第35話 はじめての王都
僕達は、王都に到着した。
まず、王都に入るには、入場許可を、取る必要があり、王都の南門は、凄い人が、並んでいた。
「コマースさん。あの順番待ちだと、王都に入るのに、数日は、かかるんじゃないですか?。」
「それは、大丈夫ですよ。商人は、ちゃんと優遇されていて、専用の窓口が、別にありますから。それに、同行者も、そこで、入場許可を、取れますからね。」
「へえ、そうなんですね。」
「ええ。荷物の中には、高価な物や、食料なんかも、ありますからね。」
僕達は、大勢の人が、並んでいる一般の窓口とは、少し離れた専用窓口へ、馬車のまま向かった。
専用窓口には、既に、同じような馬車で、荷物を、運んで来ている商人達が、並んでいた。
先頭の方から順番に、鎧を着た兵士が、手分けをして、馬車の中の確認と、入場する人の確認を、行っている。

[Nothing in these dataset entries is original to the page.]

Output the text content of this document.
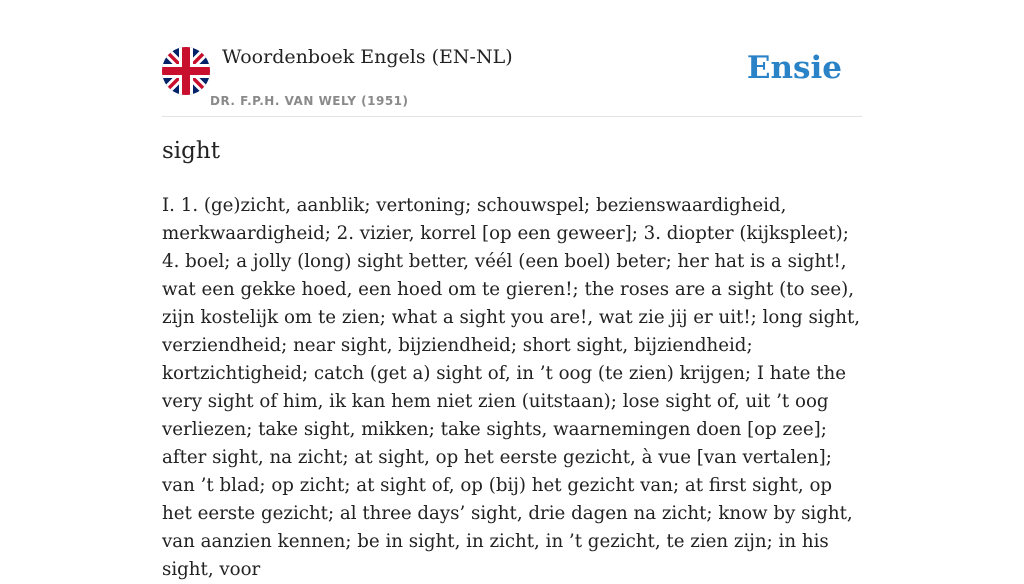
Woordenboek Engels (EN-NL)
DR. F.P.H. VAN WELY (1951)
Ensie
sight

I. 1. (ge)zicht, aanblik; vertoning; schouwspel; bezienswaardigheid, merkwaardigheid; 2. vizier, korrel [op een geweer]; 3. diopter (kijkspleet); 4. boel; a jolly (long) sight better, véél (een boel) beter; her hat is a sight!, wat een gekke hoed, een hoed om te gieren!; the roses are a sight (to see), zijn kostelijk om te zien; what a sight you are!, wat zie jij er uit!; long sight, verziendheid; near sight, bijziendheid; short sight, bijziendheid; kortzichtigheid; catch (get a) sight of, in ’t oog (te zien) krijgen; I hate the very sight of him, ik kan hem niet zien (uitstaan); lose sight of, uit ’t oog verliezen; take sight, mikken; take sights, waarnemingen doen [op zee]; after sight, na zicht; at sight, op het eerste gezicht, à vue [van vertalen]; van ’t blad; op zicht; at sight of, op (bij) het gezicht van; at first sight, op het eerste gezicht; al three days’ sight, drie dagen na zicht; know by sight, van aanzien kennen; be in sight, in zicht, in ’t gezicht, te zien zijn; in his sight, voor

人手を掛けている事もあり、直ぐに、順番は回ってきた。
「お世話になります。コマース商会のコマースで、御座います。」
コマースさんが、書類を、見せていた。
「コマースか。今回は、何の要件だ?。」
「はい。王妃様への献上品と、お店への商品の納品です。」
「同行者は、護衛が8人、その他が2名か?。」
「はい。途中で、2名を追加しておりますので、4名になります。」
「その2名は、どうした?。」
「はい。途中で、立ち寄ったカイーデ村で、知り合った病気の母親と、娘なんですが、王都で、治療した後、うちの商会で、働かせるつもりで、連れて参りました。」
「よし。護衛の冒険者は、ギルドカードを、見せろ。」
「その他2名も、身分証明書は、あるか?。」
「はい、ギルドカードと料理ギルドのカードになります。」
「カイーデ村から来た二人は、コマースと詰所で、登録をしてこい。」
コマースさんとアイラさん、アイさんは、詰所まで行き、登録を済ませた。
「よし。荷物も問題ない。通っていいぞ。」
「はい、ありがとうございます。」
こうしてようやく、王都に入る事が出来た。
王都の中は広く、王城を中心に、放射線状に、大通りが、東西南北に、広がっている。
そして、お城に近い方から、内通り、中通り、外通りと、王城を周回するような、大きな通りがあり、コマース商会の王都の店は、南通りと内通りの角にあった。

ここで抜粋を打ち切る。